[Projects][Publications][Misc][Search SSD]

Third Conference on Parallel Computing Technologies (PaCT-95)

Abstracts


Authors
Daniel Etiemble, Cecile Germain
Title
Standard microprocessors versus custom processing elements for massively parallel architectures
Paper 321
Abstract
Choosing a standard microprocessor or a custom processing element as CPU of a massively parallel architecture has major impact on the hardware and software costs. The standard microprocessor have a high performance/cost ratio, but the associated cache hierarchy leads to completely reconsider the programming of the applications that have been developed for vector supercomputers. Low hardware cost is associated to a high software development cost. New approaches, as decoupled or multithread architectures, have low software costs, but expensive hardware costs.

Authors
Franco Gasperoni, Uwe Schwiegelshohn, John Ture
Title
Optimal Loop Scheduling on Multiprocessors: a Pumping Lemma for p-Processor Schedules.
Paper 51
Abstract
This paper addresses the problem of optimally scheduling a cyclic set of interdependent operations (or tasks), representing for instance a program loop. While the existence of optimum schedules has been demonstrated when processors are plentiful, the corresponding problem when the number of available processors is fixed, remains unanswered.

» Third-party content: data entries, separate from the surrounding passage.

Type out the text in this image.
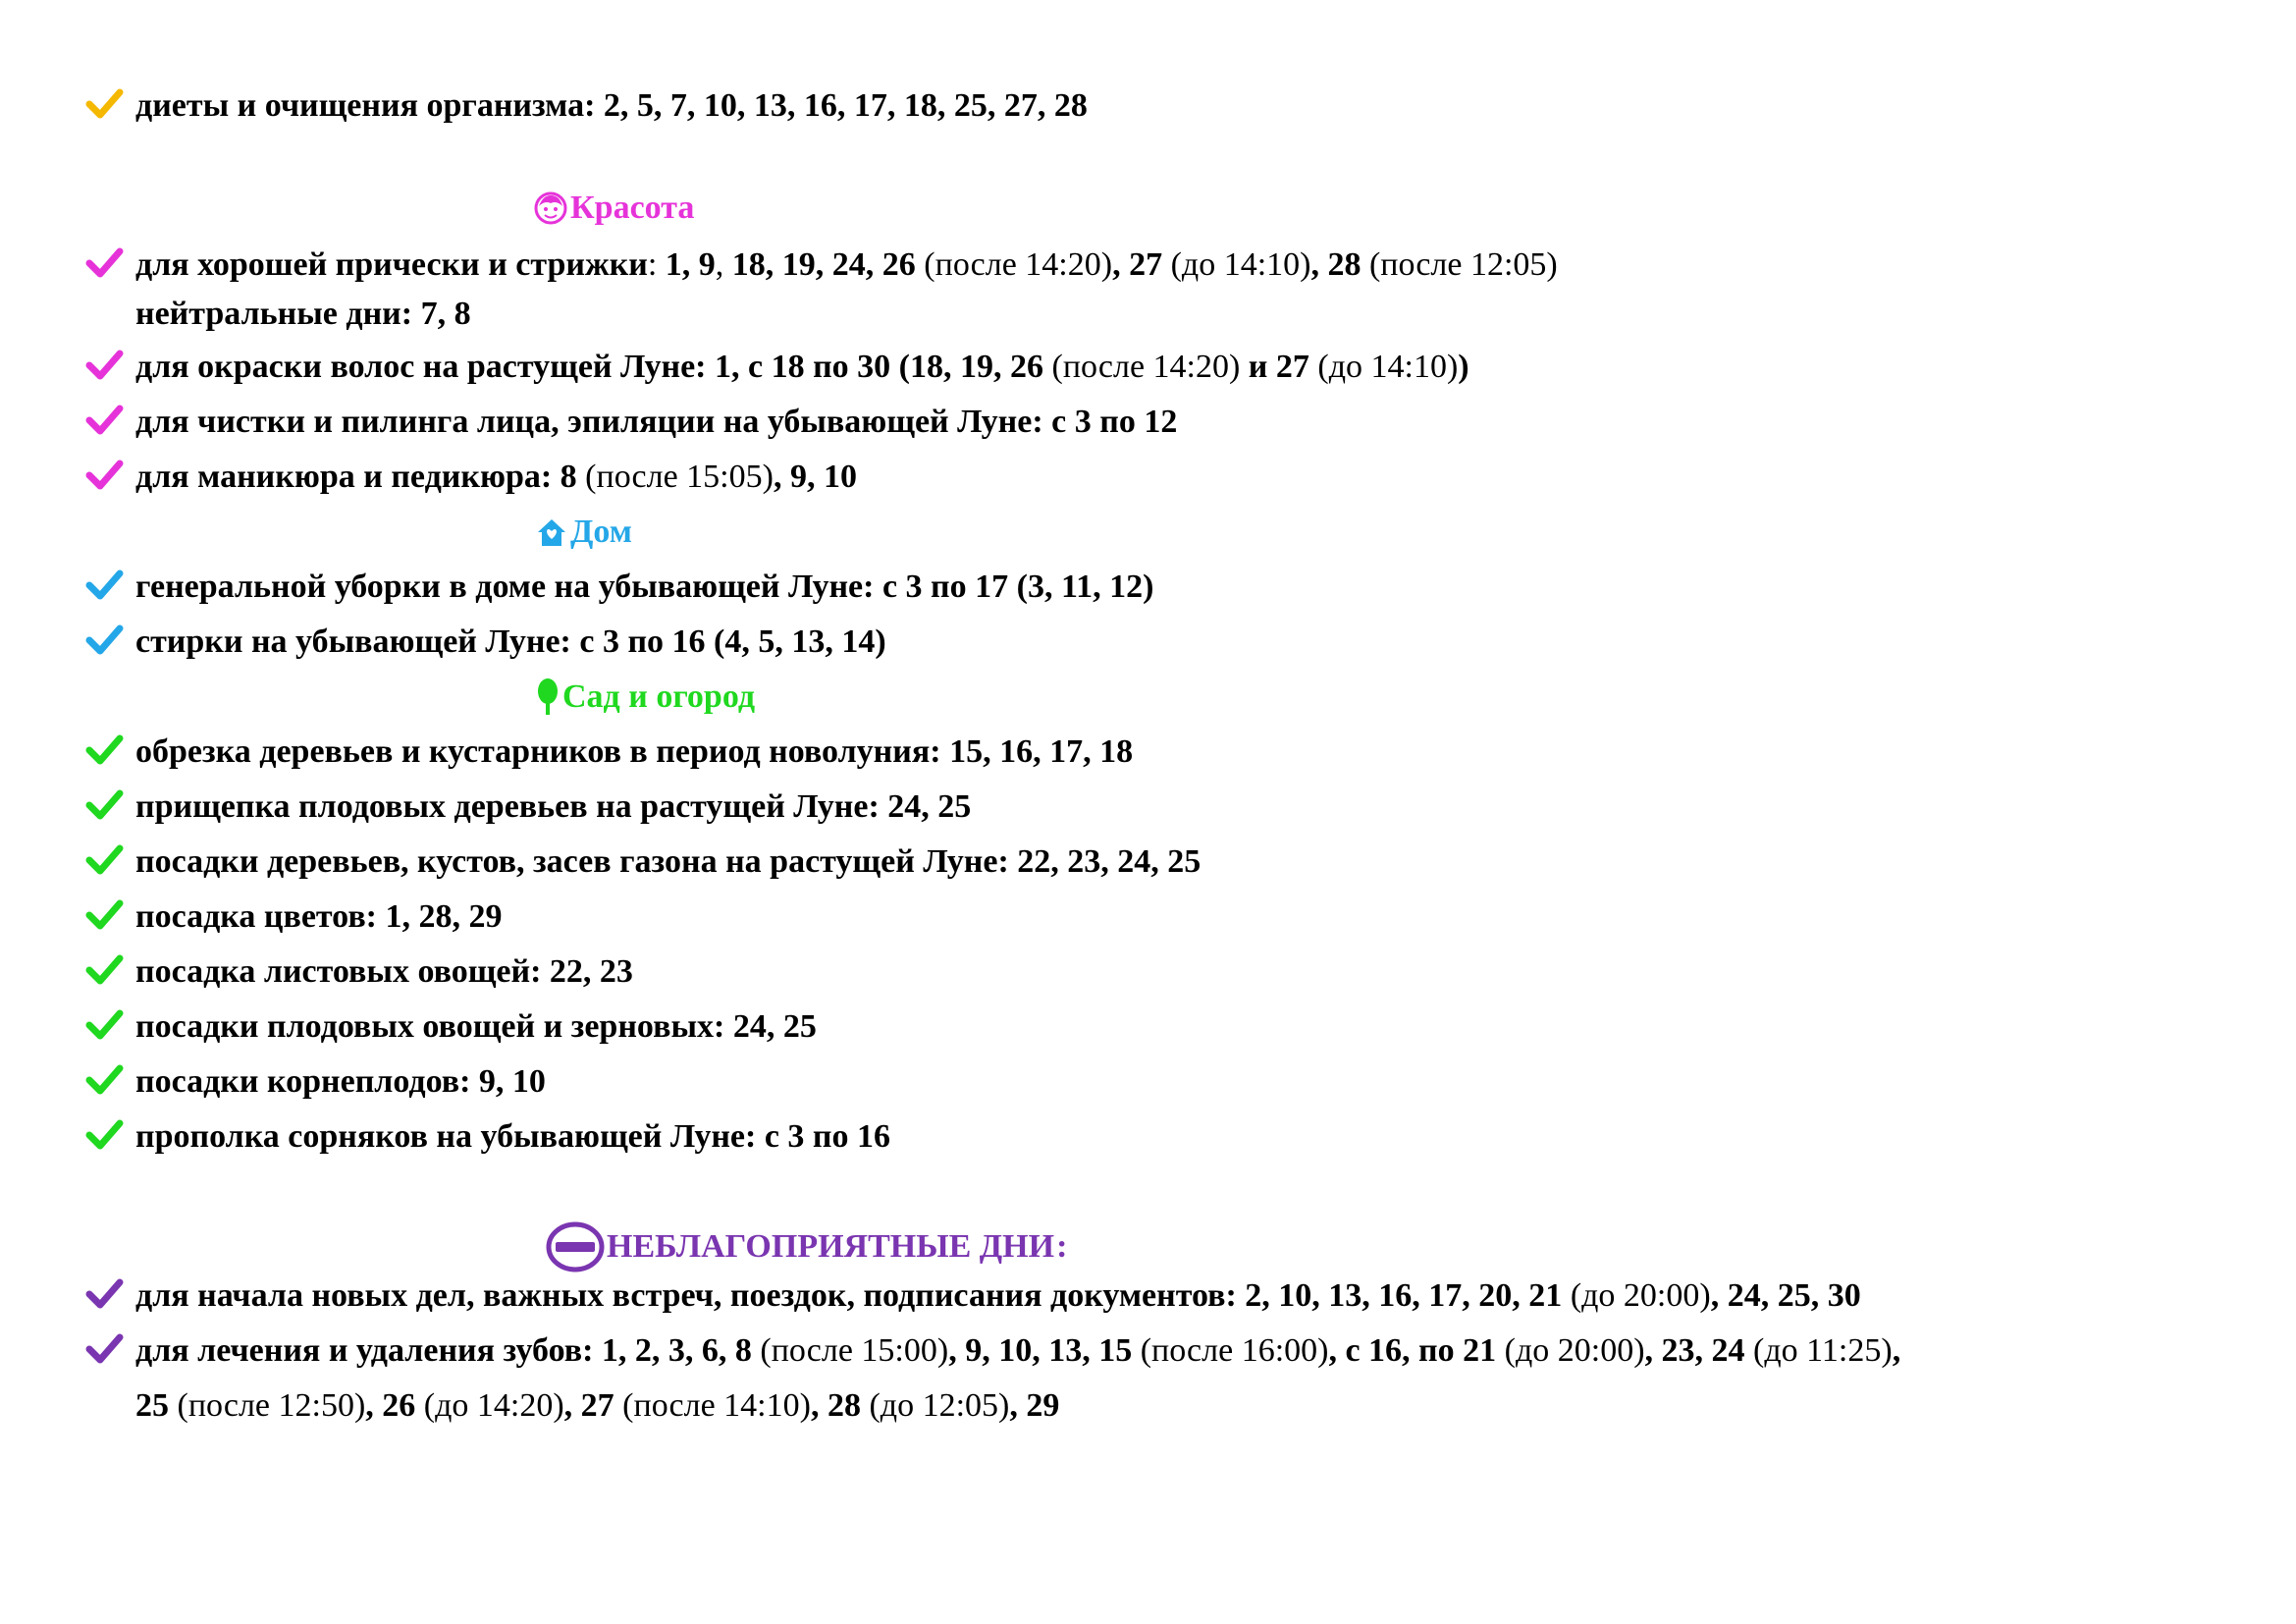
диеты и очищения организма: 2, 5, 7, 10, 13, 16, 17, 18, 25, 27, 28
Красота
для хорошей прически и стрижки: 1, 9, 18, 19, 24, 26 (после 14:20), 27 (до 14:10), 28 (после 12:05)
нейтральные дни: 7, 8
для окраски волос на растущей Луне: 1, с 18 по 30 (18, 19, 26 (после 14:20) и 27 (до 14:10))
для чистки и пилинга лица, эпиляции на убывающей Луне: с 3 по 12
для маникюра и педикюра: 8 (после 15:05), 9, 10
Дом
генеральной уборки в доме на убывающей Луне: с 3 по 17 (3, 11, 12)
стирки на убывающей Луне: с 3 по 16 (4, 5, 13, 14)
Сад и огород
обрезка деревьев и кустарников в период новолуния: 15, 16, 17, 18
прищепка плодовых деревьев на растущей Луне: 24, 25
посадки деревьев, кустов, засев газона на растущей Луне: 22, 23, 24, 25
посадка цветов: 1, 28, 29
посадка листовых овощей: 22, 23
посадки плодовых овощей и зерновых: 24, 25
посадки корнеплодов: 9, 10
прополка сорняков на убывающей Луне: с 3 по 16
НЕБЛАГОПРИЯТНЫЕ ДНИ :
для начала новых дел, важных встреч, поездок, подписания документов: 2, 10, 13, 16, 17, 20, 21 (до 20:00), 24, 25, 30
для лечения и удаления зубов: 1, 2, 3, 6, 8 (после 15:00), 9, 10, 13, 15 (после 16:00), с 16, по 21 (до 20:00), 23, 24 (до 11:25),
25 (после 12:50), 26 (до 14:20), 27 (после 14:10), 28 (до 12:05), 29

In this work we show that if the operations' dependence graph is strongly connected, then there exists a p-processor optimum schedule, for any p, which is expressible in the form of a loop. To prove this result we have established a general pumping lemma for p-processor schedules akin to the classical pumping lemma for regular languages.


Authors
B. Goossens and D.T. Vu
Title
Further pipelining and multithreading to improve RISC processor speed. A proposed architecture and simulation results.
Paper 327
Abstract
This paper presents a new pipeline architecture which should give today's RISC processors like MIPS R4x00 or DEC 21064 a nearly 60\% speed improvement. The pipe stage critical path, imposed by the 64 bits integer unit, has been cut in half by data slicing and pipelining the four basic arithmetic operators. Moreover, because these features should impose to such a processor a very long latency for external accesses, a multithreading structure has been included. Up to four threads may be simultaneously run with a no delay context switch. Thus, multithreading is mainly used as a latency hiding technique for external accesses. In order to estimate the real benefit of the construct, a simulator has been built. Simulation results show the impact of pipeline improvements without multithreading (29\%) and with it (59\% with four threads).

Authors
Helmar Burkhart
Title
HOW TO TEACH PARALLEL PROCESSING ?
Paper
Abstract
Parallel processing is a field that has shown continuous technology changes during the past years. While hardware technology improved fast, software concepts and above all, abstract machine models, made less progress. New generations of systems with ever-changing low-level software interfaces made it hard for programmers to produce software in time. Thus, parallel processing is still an immature field that lacks widely accepted and standardized concepts. Teaching a field that makes such rapid developments is hard. This paper will analyze the present situation and propose a more structured approach that allows separation of programming concepts and architectural details without losing contacts to practice.

Authors
A.R. Hurson and B.U. Jun
Title
Optimization Scheme on Execution of Logic Program in a Dataflow Environment
Paper 204
Abstract
We have developed a technique that maps logic programs (database queries) onto a dataflow graph to support static scheduling in a multiprocessor environment. A dataflow graph explicitly shows the execution paths, data dependence, and synchronization points in a query. The scheme attempts to properly group fine grain operations Q select and join Q into coarser grains as a means to exploit parallelism while minimizing the communication costs. This leads to a higher hardware utilization and performance.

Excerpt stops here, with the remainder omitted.